Not only has their business, search powerhouse Google, recently acquired online ad firm Doubleclick, (lengthening its reach into the display ad market and making Microsoft all the more eager to buy Yahoo) the search engine giant has now reported 10-figure profits for the first quarter of 2008. Favoured by just under 60% of the world’s online community, the market-leading search engine netted $1.31bn between January and March. That’s up 30% on the previous quarter and 42% on a year ago. Revenue was $5.1bn.

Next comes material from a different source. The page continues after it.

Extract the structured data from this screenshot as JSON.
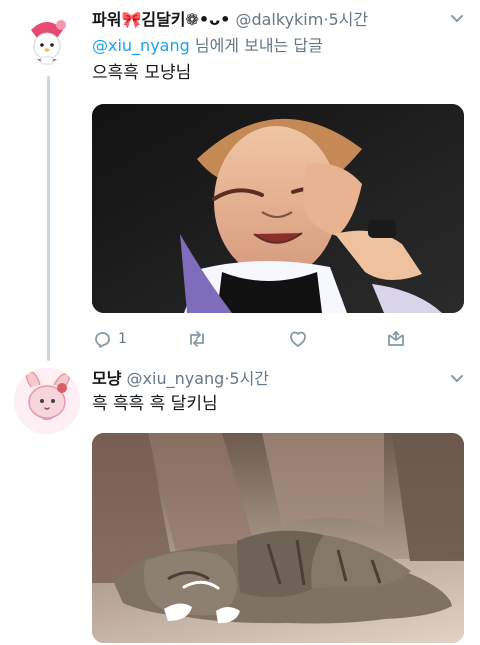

What makes it all the better for Brin and Page is it quashes rumours the firm has faced an advertising slump. At the height of its success last year, shares in Google were being sold for $741.80, but the price has been tumbling amid concerns that its ad revenues have suffered a blow from the credit crunch, particularly in the US. According to the BBC, recent research suggested fewer users were clicking on the sponsored links, a massive revenue stream for the firm, which painted a worrying picture of consumers watching the pennies a little more carefully.
But, at a time of widespread concern about the economy, its market-beating results and soaring profits fly in the face of rumours that businesses’ online ad spend is falling. Recent figures suggest that UK companies spent around £2.8bn advertising online last year, of which around half went through Google, meaning its revenue has got to be a pretty reliable signifier of the state of the market.
Its international business has grown significantly, now accounting for 55% of sales, and the search engine has made £407m profit in the UK alone so far this year, which again is 40% up on this time last year.
If its revenue and profits are soaring, it suggests online marketing activity has so far absorbed the hit from the credit crunch, which can only be a good thing.